I like that she has the days in the weekly view separated out into blocks with a little space between the school day blocks of time and the afternoon blocks of time. That way, kids can list the due dates in the school day blocks so they can see them clearly and plan out how to get them done into smaller steps in the afternoon blocks. Seeing your “due’s” and your “to do’s” separately really helps.
The only thing that doesn’t work about this planner is that many of my students think it’s too big. It’s a battle I don’t bother getting into with them, but I think you can apply those basic two elements above and apply them to a smaller planner as well.
Alternatives to hard copy planners:
Keep a white board to-do list at home or a monthly calendar on your wall with a running list of to-do’s on the side. This one is 60% off right now!

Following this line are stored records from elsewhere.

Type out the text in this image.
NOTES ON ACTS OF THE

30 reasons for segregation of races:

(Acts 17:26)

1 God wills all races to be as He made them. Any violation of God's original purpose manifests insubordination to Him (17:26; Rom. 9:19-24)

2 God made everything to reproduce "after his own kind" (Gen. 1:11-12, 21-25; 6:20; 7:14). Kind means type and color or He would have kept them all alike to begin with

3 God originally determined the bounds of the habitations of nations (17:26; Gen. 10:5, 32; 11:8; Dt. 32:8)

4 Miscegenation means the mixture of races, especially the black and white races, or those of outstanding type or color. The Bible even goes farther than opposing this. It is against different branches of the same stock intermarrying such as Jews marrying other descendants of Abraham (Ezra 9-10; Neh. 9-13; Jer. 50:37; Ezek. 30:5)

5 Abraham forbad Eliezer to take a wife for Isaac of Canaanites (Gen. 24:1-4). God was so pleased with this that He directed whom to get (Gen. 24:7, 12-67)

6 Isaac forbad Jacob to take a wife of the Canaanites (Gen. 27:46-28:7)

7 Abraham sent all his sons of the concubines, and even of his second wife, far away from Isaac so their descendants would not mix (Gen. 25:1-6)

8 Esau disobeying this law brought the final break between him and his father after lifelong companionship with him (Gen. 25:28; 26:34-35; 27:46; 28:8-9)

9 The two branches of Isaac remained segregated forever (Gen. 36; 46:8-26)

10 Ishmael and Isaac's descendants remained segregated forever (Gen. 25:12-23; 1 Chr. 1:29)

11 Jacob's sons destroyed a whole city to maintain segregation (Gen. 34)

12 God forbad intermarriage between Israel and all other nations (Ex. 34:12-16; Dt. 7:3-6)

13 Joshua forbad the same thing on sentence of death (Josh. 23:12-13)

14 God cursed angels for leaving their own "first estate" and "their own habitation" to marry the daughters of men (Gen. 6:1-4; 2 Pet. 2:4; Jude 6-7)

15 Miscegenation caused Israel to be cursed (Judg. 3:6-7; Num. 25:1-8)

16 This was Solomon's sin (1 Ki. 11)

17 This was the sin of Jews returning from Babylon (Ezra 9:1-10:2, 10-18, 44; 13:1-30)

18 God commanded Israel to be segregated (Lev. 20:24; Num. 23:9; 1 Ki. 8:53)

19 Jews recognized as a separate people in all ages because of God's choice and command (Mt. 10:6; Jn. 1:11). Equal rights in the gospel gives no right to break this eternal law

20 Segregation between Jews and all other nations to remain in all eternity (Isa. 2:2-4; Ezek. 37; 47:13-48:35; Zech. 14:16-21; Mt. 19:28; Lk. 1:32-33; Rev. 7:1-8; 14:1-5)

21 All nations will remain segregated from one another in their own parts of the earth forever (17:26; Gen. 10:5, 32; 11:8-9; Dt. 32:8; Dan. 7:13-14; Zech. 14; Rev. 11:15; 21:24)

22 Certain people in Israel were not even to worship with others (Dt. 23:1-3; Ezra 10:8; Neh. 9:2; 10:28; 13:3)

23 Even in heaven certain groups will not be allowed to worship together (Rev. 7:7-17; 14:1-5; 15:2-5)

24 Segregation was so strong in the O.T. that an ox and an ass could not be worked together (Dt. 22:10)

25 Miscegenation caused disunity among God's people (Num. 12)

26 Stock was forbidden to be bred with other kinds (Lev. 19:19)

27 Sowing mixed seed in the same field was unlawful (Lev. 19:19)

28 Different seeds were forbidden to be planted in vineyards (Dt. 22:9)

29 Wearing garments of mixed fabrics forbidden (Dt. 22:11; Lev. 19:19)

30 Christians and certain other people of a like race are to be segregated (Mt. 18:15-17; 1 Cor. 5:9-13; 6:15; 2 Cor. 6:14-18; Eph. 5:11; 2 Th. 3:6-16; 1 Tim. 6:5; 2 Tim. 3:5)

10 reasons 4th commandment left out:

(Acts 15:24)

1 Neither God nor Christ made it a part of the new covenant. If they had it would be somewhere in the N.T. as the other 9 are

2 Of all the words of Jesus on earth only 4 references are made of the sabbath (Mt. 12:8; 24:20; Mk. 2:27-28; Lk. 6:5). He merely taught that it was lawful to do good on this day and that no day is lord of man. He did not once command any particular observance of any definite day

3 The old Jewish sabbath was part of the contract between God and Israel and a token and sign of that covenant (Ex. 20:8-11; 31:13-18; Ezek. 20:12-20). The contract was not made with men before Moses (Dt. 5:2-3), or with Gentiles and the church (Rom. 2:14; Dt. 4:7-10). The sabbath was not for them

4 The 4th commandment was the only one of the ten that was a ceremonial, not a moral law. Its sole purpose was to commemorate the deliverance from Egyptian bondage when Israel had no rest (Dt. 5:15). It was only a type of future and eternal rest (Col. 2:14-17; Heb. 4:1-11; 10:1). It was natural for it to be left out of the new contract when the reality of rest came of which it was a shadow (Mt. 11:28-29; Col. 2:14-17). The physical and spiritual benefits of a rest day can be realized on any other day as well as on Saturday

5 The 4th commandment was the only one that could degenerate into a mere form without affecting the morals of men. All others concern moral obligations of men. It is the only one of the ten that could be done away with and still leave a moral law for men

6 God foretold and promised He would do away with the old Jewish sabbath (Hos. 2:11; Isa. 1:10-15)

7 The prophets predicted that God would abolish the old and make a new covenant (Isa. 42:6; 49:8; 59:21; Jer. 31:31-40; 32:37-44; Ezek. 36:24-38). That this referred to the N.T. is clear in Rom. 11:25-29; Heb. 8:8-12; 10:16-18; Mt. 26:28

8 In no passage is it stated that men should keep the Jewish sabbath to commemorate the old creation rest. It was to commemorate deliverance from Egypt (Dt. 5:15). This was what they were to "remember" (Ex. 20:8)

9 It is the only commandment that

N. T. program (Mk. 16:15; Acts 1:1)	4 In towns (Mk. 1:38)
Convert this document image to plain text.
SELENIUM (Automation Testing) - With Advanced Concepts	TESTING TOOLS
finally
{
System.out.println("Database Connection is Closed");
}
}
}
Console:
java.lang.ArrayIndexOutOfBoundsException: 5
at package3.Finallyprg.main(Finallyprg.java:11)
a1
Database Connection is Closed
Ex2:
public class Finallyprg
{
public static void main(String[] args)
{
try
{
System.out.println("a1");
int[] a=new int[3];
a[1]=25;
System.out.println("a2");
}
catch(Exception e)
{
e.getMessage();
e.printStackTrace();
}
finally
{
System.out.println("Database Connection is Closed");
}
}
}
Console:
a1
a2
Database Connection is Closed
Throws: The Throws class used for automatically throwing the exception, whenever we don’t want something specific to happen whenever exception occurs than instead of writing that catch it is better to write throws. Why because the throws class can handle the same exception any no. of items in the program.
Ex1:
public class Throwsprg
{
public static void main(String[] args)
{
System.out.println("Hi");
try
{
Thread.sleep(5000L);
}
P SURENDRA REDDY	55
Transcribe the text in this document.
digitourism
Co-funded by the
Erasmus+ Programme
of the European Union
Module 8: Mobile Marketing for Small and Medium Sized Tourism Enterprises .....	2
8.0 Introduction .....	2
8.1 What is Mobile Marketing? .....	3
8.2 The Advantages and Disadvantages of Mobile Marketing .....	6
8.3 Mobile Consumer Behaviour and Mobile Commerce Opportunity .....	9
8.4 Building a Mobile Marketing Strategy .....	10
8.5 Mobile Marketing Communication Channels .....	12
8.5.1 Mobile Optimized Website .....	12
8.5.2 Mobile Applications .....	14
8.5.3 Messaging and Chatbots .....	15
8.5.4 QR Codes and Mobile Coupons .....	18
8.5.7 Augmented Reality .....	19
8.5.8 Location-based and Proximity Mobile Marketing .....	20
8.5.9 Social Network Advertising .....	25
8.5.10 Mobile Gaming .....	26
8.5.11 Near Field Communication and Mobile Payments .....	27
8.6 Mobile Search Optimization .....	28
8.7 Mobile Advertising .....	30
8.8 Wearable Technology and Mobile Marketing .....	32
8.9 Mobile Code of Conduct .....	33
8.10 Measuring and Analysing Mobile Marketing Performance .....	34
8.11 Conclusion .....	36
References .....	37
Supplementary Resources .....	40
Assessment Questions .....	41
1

Use a printable planning graphic organizer (or just draw one out for yourself) like this one and keep it some place where you see it multiple times a day. Most of my students will make this once a week and keep it in the front of their binder sleeve. Or, take a picture of it and make it their screen saver.
For Free Spirited, Off the Beaten Path Types – Special FREEBIE for my kindreds!
I remember when the Gifts of Imperfection by Brene Brown came out and thinking: Hey! I’m finally gifted at something!
This planner is for students like me who get a bit intimated by the perfect lines and feel like they are committing to a plan they’ll never actually be able to achieve when they plot it all out so carefully. I call it a plournal = planner plus a journal. It’s based on a few simple principles that I know from personal and professional experience about how to make life work with more ease and happiness when you have EF weaknesses:
- All those thoughts cluttering up working memory can make things feel heavy. Lighten it up in there.
- Accept the Perfection Paradox (totally trademarking that alliteration if it’s not already out there, BTW): Because we make a lot of mistakes, we are super aware of being imperfect which then drives us to overcompensate by being super perfect, only to fail at that and then get super aware of being imperfect.
- The small things are the big things. Students like me tend to have big, big ideas and dreams and then get overwhelmed by the details. Add to that a poor sense of time estimation and it can be really hard to get started. Dream big, but focus on small actions in that direction.
Based on these principles, I introduce to you The Plournal! What is that? It’s a journal plus a planner. It’s also the result of my procrasti-production. That’s when I create something entirely new and great while procrastinating on finishing another project that is just steps away from being done. See? Imperfect, but great too. This plournal keeps students focused on small actions, simple priorities, but with lots of space to dream, declutter that working memory, and be imperfect.